Lord of the Rings has always had a cachet, a multi-billion dollar franchise, winning 17 Academy Awards, including Best Picture, based on J. R. R. Tolkien’s much-beloved books. Without Peter Jackson’s LOTR movies, we’d likely not have the Game of Thrones show on TV, HBO’s solution to their quest for something LOTR-ish that they could spin into a big budget TV epic. It worked out for HBO, so the Tolkien estate decided to see if anybody wanted to try and bottle lightning a second time, offering TV rights to the whole of Tolkien’s imaginarium, for upwards of $200 million.
HBO, already having a very successful property, rightly said no. Netflix’s investments tend more to mid-budget fare, so they sensibly said no. Amazon though, they’ve said for years that they want their own Game of Thrones, that that was the one thing their network was missing to finally unlock Netflix and HBO’s success. Which is why they paid a quarter of a billion dollars for the rights to make the TV show. This is just for the permission to do so, before any talent gets attached, scripts exist, or anything. Expected budget for something of this scale is around $150 million per season!
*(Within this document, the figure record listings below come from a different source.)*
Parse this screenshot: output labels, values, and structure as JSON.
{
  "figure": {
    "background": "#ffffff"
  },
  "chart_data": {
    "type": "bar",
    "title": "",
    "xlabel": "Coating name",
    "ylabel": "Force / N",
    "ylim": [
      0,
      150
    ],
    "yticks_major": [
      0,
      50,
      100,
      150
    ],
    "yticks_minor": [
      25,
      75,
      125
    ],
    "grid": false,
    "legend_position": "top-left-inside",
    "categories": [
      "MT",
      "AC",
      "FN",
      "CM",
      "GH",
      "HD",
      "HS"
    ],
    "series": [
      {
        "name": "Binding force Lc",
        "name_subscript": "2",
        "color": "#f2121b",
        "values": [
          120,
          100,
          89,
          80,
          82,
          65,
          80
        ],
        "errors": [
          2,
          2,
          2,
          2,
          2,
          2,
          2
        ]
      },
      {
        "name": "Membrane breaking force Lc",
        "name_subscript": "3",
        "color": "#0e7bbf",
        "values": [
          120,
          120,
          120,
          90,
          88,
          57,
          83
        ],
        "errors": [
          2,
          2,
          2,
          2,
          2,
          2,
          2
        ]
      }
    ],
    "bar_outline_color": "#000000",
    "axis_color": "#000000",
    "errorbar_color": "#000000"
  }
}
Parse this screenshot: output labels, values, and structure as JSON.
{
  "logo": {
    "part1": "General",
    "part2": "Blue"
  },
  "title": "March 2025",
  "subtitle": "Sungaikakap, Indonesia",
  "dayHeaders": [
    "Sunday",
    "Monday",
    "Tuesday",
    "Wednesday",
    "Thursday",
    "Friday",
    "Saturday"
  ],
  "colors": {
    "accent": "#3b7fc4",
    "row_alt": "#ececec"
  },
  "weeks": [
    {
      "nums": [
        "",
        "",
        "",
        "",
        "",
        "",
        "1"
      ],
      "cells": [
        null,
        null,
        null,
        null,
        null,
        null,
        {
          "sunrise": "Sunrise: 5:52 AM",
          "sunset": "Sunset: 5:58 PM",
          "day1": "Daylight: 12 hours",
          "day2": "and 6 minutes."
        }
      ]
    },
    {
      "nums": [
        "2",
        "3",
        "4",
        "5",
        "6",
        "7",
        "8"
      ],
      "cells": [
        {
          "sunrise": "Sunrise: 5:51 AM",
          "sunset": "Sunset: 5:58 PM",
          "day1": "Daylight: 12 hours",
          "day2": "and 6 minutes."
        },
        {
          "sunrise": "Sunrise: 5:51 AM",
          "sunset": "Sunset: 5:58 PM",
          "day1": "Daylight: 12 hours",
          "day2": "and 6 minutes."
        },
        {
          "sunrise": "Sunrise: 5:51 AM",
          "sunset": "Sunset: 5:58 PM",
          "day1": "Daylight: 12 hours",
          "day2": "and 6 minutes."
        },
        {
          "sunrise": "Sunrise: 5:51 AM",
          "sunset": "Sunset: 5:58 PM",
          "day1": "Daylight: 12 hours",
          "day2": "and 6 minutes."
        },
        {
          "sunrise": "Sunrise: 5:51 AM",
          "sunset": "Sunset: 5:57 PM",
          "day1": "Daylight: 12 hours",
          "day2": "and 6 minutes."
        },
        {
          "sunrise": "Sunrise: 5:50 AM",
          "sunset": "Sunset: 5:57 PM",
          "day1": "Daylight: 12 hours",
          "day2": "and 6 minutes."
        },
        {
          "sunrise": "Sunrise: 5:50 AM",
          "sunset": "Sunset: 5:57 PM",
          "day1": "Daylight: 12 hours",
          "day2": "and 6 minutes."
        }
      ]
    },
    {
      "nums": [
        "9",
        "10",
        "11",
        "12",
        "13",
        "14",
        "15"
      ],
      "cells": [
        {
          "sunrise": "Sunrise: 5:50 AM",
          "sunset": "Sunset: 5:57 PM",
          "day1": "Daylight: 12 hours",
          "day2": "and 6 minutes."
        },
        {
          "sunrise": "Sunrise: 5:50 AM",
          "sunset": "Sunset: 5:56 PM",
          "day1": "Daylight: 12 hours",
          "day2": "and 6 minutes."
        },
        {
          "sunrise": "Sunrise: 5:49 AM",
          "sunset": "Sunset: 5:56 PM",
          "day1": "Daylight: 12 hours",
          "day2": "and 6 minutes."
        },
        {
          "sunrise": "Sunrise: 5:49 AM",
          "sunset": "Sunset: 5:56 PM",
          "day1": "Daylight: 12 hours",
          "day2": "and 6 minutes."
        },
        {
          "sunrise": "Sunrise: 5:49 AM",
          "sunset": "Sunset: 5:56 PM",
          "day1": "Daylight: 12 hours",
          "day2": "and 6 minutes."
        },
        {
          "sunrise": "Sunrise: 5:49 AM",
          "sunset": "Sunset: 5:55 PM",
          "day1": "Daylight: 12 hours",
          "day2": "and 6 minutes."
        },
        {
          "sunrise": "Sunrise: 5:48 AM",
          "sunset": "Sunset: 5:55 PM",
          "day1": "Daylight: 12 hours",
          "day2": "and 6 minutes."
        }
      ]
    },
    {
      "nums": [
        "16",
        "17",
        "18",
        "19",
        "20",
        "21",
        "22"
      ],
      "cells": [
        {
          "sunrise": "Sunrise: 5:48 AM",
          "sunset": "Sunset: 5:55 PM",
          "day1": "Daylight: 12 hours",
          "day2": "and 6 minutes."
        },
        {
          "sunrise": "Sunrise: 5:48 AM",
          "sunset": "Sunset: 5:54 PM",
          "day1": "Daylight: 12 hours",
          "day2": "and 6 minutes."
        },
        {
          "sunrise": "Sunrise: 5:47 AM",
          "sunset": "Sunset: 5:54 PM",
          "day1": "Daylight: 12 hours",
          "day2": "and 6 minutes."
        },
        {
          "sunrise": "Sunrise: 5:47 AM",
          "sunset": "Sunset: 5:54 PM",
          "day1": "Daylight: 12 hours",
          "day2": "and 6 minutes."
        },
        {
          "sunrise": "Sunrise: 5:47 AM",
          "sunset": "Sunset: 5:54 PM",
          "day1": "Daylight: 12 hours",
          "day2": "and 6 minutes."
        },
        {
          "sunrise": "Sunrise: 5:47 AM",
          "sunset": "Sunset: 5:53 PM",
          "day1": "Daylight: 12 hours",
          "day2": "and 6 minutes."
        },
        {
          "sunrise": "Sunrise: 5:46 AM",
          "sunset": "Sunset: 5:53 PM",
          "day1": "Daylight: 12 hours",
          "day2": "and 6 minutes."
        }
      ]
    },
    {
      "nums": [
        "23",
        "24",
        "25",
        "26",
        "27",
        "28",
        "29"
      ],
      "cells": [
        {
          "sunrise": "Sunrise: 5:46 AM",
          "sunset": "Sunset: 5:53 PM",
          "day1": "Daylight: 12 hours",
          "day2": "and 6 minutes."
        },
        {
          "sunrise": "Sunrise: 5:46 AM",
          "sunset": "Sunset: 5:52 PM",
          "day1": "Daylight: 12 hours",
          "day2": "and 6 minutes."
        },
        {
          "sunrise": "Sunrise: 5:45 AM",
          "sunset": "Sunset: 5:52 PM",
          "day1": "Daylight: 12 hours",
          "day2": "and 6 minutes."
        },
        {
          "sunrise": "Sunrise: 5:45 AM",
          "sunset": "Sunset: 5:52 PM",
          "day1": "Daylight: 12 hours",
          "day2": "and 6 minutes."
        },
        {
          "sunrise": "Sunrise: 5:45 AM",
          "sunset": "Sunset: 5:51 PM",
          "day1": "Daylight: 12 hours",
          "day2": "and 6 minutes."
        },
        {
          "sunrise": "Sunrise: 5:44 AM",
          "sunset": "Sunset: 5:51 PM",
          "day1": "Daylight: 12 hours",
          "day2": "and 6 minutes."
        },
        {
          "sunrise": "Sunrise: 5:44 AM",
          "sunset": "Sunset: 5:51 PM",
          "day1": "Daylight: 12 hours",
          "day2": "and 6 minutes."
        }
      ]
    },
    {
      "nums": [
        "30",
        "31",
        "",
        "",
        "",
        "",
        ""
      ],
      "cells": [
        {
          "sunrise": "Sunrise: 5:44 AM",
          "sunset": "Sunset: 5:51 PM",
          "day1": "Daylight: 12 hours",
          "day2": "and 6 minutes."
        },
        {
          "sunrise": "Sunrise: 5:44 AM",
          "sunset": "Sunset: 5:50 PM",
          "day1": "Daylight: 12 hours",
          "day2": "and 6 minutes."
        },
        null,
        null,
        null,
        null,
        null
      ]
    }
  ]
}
So, when this spin-off hits Amazon’s channels, by 2020 they’ll be about half a billion dollars down on this show. Quite the risky investment as most people aren’t exactly clamouring for this. Game of Thrones already exists, and Peter Jackson’s movies covered the main plotline pretty thoroughly. So Amazon will have the prequel territory to play with, which the majority of TV viewers don’t know about, a few possible cameos aside. In a world where some fans of the LOTR movies, Game of Thrones and the Harry Potter series still claim to ‘not be a fan of fantasy as a genre’, I think this expensive decision runs the risk of endangering Prime TV’s future.
I do wish them well, but it does pain me to think about how many excellent, worthwhile, cheaper projects will have to be passed on in future years, just to afford this potential boondoggle.